When January Sales Don’t Make Cents!

Most retailers realise that the hardest task they are confronted with is generating higher levels of foot traffic. Customers increasingly value their time and think twice before they use this valuable and finite commodity. This is doubly true of male shoppers. But there is one period in the year when shoppers and potential shoppers have an excess of time.

And that is the period in December and January each year when families take time out. For most this holiday is extended for at least a week. For many men, the post Christmas hiatus is the one time of the year where they have the luxury of time to browse, stock up and replenish everything from their clothing requirements to gadgets, sporting goods and more. So if this is the part of the calendar when they have the time to shop why is it that this is the time retailers choose to reduce the entire retail experience to off-price jumble sales?

I was recently standing in a well-known department store watching businessman after businessman trying to buy a sizable amount of apparel. They wanted to spend money – large amounts of it. One by one they simply got frustrated and left the store. They couldn’t find their size. They couldn’t find the colour or cut they wanted. They couldn’t find anything. The customer experience was cut-priced confusion.

And they weren’t looking for bargains. For these men it was the one time of the year when they had the time to buy what they needed and wanted. It was their one time of the year to have their impression of the retail experience confirmed or changed. Needless to say, the experience of the men I observed was a negative one.
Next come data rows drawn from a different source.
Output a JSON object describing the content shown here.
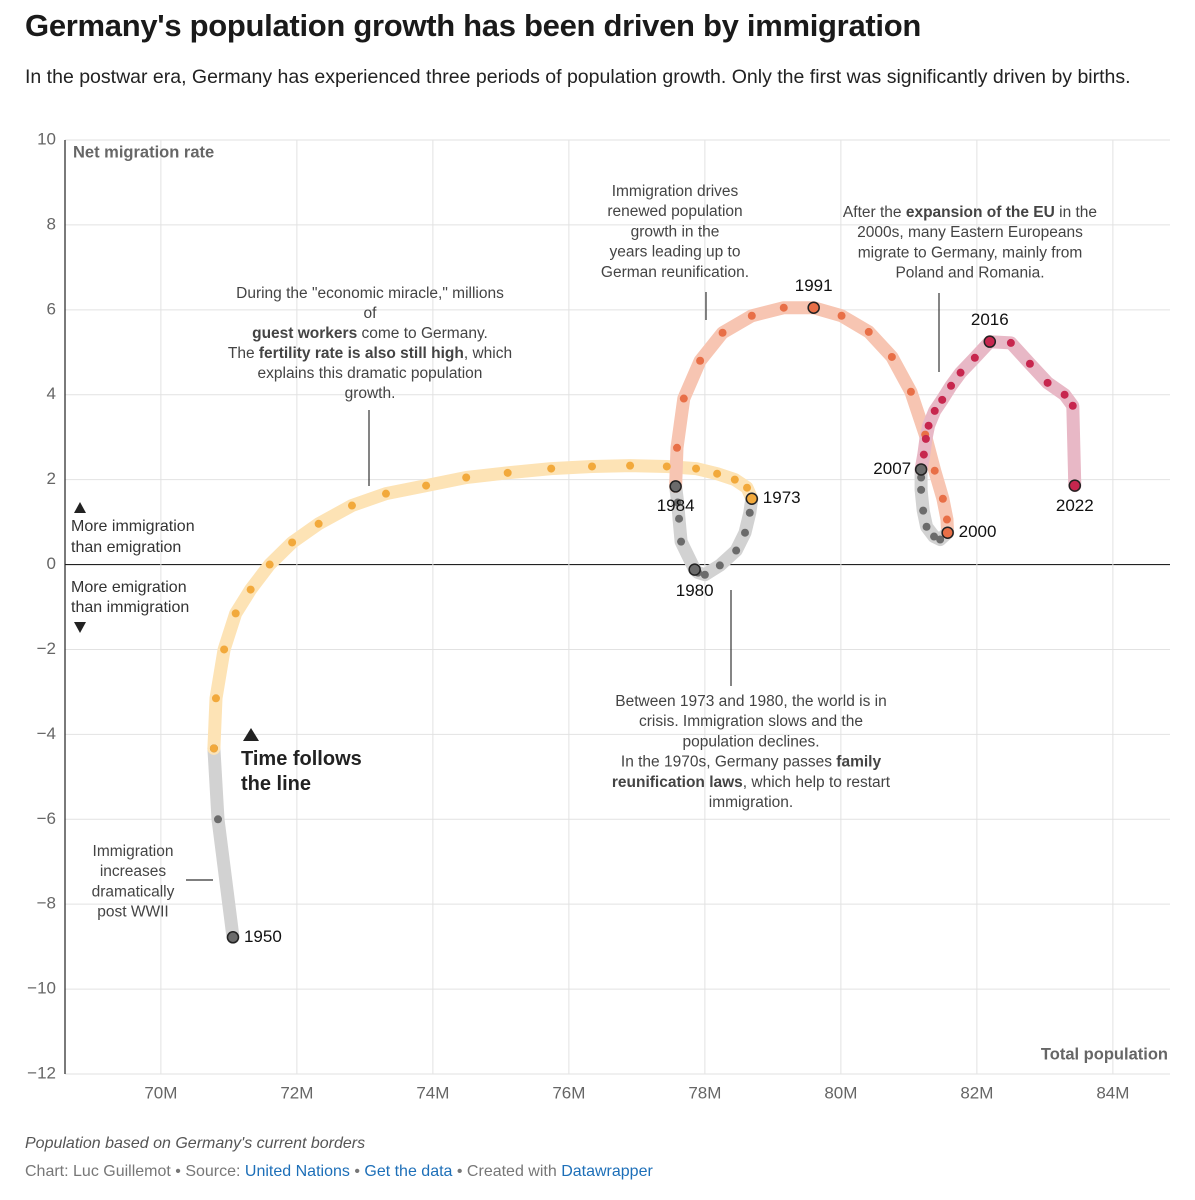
{
  "chart_data": {
    "type": "connected-scatter",
    "title": "Germany's population growth has been driven by immigration",
    "subtitle": "In the postwar era, Germany has experienced three periods of population growth. Only the first was significantly driven by births.",
    "y_axis_title": "Net migration rate",
    "x_axis_title": "Total population",
    "xlim": [
      68.59,
      84.84
    ],
    "ylim": [
      -12,
      10
    ],
    "xticks": [
      {
        "value": 70,
        "label": "70M"
      },
      {
        "value": 72,
        "label": "72M"
      },
      {
        "value": 74,
        "label": "74M"
      },
      {
        "value": 76,
        "label": "76M"
      },
      {
        "value": 78,
        "label": "78M"
      },
      {
        "value": 80,
        "label": "80M"
      },
      {
        "value": 82,
        "label": "82M"
      },
      {
        "value": 84,
        "label": "84M"
      }
    ],
    "yticks": [
      {
        "value": -12,
        "label": "−12"
      },
      {
        "value": -10,
        "label": "−10"
      },
      {
        "value": -8,
        "label": "−8"
      },
      {
        "value": -6,
        "label": "−6"
      },
      {
        "value": -4,
        "label": "−4"
      },
      {
        "value": -2,
        "label": "−2"
      },
      0,
      2,
      4,
      6,
      8,
      10
    ],
    "grid": true,
    "series": [
      {
        "color": "#6b6b6b",
        "line_color": "#d2d2d2",
        "x": [
          71.06,
          70.84,
          70.78
        ],
        "values": [
          -8.78,
          -6.0,
          -4.33
        ],
        "point_labels": [
          "1950",
          null,
          null
        ]
      },
      {
        "color": "#f2a93b",
        "line_color": "#fde3b5",
        "x": [
          70.78,
          70.81,
          70.93,
          71.1,
          71.32,
          71.6,
          71.93,
          72.32,
          72.81,
          73.31,
          73.9,
          74.49,
          75.1,
          75.74,
          76.34,
          76.9,
          77.44,
          77.87,
          78.18,
          78.44,
          78.62,
          78.69
        ],
        "values": [
          -4.33,
          -3.15,
          -2.0,
          -1.15,
          -0.59,
          0.0,
          0.52,
          0.96,
          1.39,
          1.67,
          1.86,
          2.05,
          2.16,
          2.26,
          2.31,
          2.33,
          2.31,
          2.26,
          2.14,
          2.0,
          1.81,
          1.55
        ],
        "point_labels": [
          null,
          null,
          null,
          null,
          null,
          null,
          null,
          null,
          null,
          null,
          null,
          null,
          null,
          null,
          null,
          null,
          null,
          null,
          null,
          null,
          null,
          "1973"
        ]
      },
      {
        "color": "#6b6b6b",
        "line_color": "#d2d2d2",
        "x": [
          78.69,
          78.66,
          78.59,
          78.46,
          78.22,
          78.0,
          77.9,
          77.85,
          77.65,
          77.62,
          77.6,
          77.57
        ],
        "values": [
          1.55,
          1.22,
          0.75,
          0.33,
          -0.02,
          -0.24,
          -0.19,
          -0.12,
          0.54,
          1.08,
          1.46,
          1.84
        ],
        "point_labels": [
          null,
          null,
          null,
          null,
          null,
          null,
          null,
          "1980",
          null,
          null,
          null,
          "1984"
        ]
      },
      {
        "color": "#e86f47",
        "line_color": "#f7c5b2",
        "x": [
          77.57,
          77.59,
          77.69,
          77.93,
          78.26,
          78.69,
          79.16,
          79.6,
          80.01,
          80.41,
          80.75,
          81.03,
          81.24,
          81.38,
          81.5,
          81.56,
          81.57
        ],
        "values": [
          1.84,
          2.75,
          3.91,
          4.8,
          5.46,
          5.86,
          6.05,
          6.05,
          5.86,
          5.48,
          4.89,
          4.07,
          3.06,
          2.21,
          1.55,
          1.06,
          0.75
        ],
        "point_labels": [
          null,
          null,
          null,
          null,
          null,
          null,
          null,
          "1991",
          null,
          null,
          null,
          null,
          null,
          null,
          null,
          null,
          "2000"
        ]
      },
      {
        "color": "#6b6b6b",
        "line_color": "#d2d2d2",
        "x": [
          81.57,
          81.46,
          81.37,
          81.26,
          81.21,
          81.18,
          81.18,
          81.18
        ],
        "values": [
          0.75,
          0.59,
          0.66,
          0.89,
          1.27,
          1.76,
          2.05,
          2.24
        ],
        "point_labels": [
          null,
          null,
          null,
          null,
          null,
          null,
          null,
          "2007"
        ]
      },
      {
        "color": "#c7264e",
        "line_color": "#e8b8c6",
        "x": [
          81.18,
          81.22,
          81.25,
          81.29,
          81.38,
          81.49,
          81.62,
          81.76,
          81.97,
          82.19,
          82.5,
          82.78,
          83.04,
          83.29,
          83.41,
          83.44
        ],
        "values": [
          2.24,
          2.59,
          2.96,
          3.27,
          3.62,
          3.88,
          4.21,
          4.52,
          4.87,
          5.25,
          5.22,
          4.73,
          4.28,
          4.0,
          3.74,
          1.86
        ],
        "point_labels": [
          null,
          null,
          null,
          null,
          null,
          null,
          null,
          null,
          null,
          "2016",
          null,
          null,
          null,
          null,
          null,
          "2022"
        ]
      }
    ],
    "axis_notes": [
      "More immigration",
      "than emigration",
      "More emigration",
      "than immigration"
    ],
    "annotations": [
      {
        "lines": [
          [
            "During the \"economic miracle,\" millions"
          ],
          [
            "of"
          ],
          [
            "guest workers",
            " come to Germany."
          ],
          [
            "The ",
            "fertility rate is also still high",
            ", which"
          ],
          [
            "explains this dramatic population"
          ],
          [
            "growth."
          ]
        ]
      },
      {
        "lines": [
          [
            "Immigration drives"
          ],
          [
            "renewed population"
          ],
          [
            "growth in the"
          ],
          [
            "years leading up to"
          ],
          [
            "German reunification."
          ]
        ]
      },
      {
        "lines": [
          [
            "After the ",
            "expansion of the EU",
            " in the"
          ],
          [
            "2000s, many Eastern Europeans"
          ],
          [
            "migrate to Germany, mainly from"
          ],
          [
            "Poland and Romania."
          ]
        ]
      },
      {
        "lines": [
          [
            "Between 1973 and 1980, the world is in"
          ],
          [
            "crisis. Immigration slows and the"
          ],
          [
            "population declines."
          ],
          [
            "In the 1970s, Germany passes ",
            "family"
          ],
          [
            "reunification laws",
            ", which help to restart"
          ],
          [
            "immigration."
          ]
        ]
      },
      {
        "lines": [
          [
            "Immigration"
          ],
          [
            "increases"
          ],
          [
            "dramatically"
          ],
          [
            "post WWII"
          ]
        ]
      },
      {
        "lines": [
          [
            "Time follows"
          ],
          [
            "the line"
          ]
        ]
      }
    ],
    "note": "Population based on Germany's current borders",
    "credits": [
      "Chart: Luc Guillemot • Source: ",
      "United Nations",
      " • ",
      "Get the data",
      " • Created with ",
      "Datawrapper"
    ]
  }
}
When perhaps your only major experience of retail is piled high, red slashes, discount tables, low or no service and no theatrical visual merchandise, is it any wonder that for many men they see little value in spending their time shopping throughout the year. Many men hand off the responsibility for much of the household and even their personal shopping to women because of their impression of shopping when they are confronted with it.

Discounting used to be about genuine clearance (stock close out) and as a weapon to drive foot traffic during low periods throughout the year. Limited stock clearance items placed thoughtfully among full price new merchandise used to be part of clever merchandise management. Today, the post Christmas sales are becoming a period relied upon by many retailers to keep their sales levels high – but with ever diminishing margins. A period not of clever blending of off-price and full-price but one of a mono-syllabic sea of red ink.

And this is being compounded by the rapidly growing gift card phenomena. With 30% compound growth rates, gift cards – increasingly being purchased as a substitute for full-price merchandise and redeemed in January with off-price merchandise – deflate December sales (as the sale can’t be booked until redeemed) and inflate January. Even the unredeemed value on the gift card does not offset the margin loss. Men are huge users of gift cards.

While there is no easy answer here, best practice retailers around the world are now rediscovering the opportunity that actually presents itself when new or infrequent shoppers enter their stores in the January period. Time to take another look at whether your post-Christmas sales strategy is building your future or digging your grave.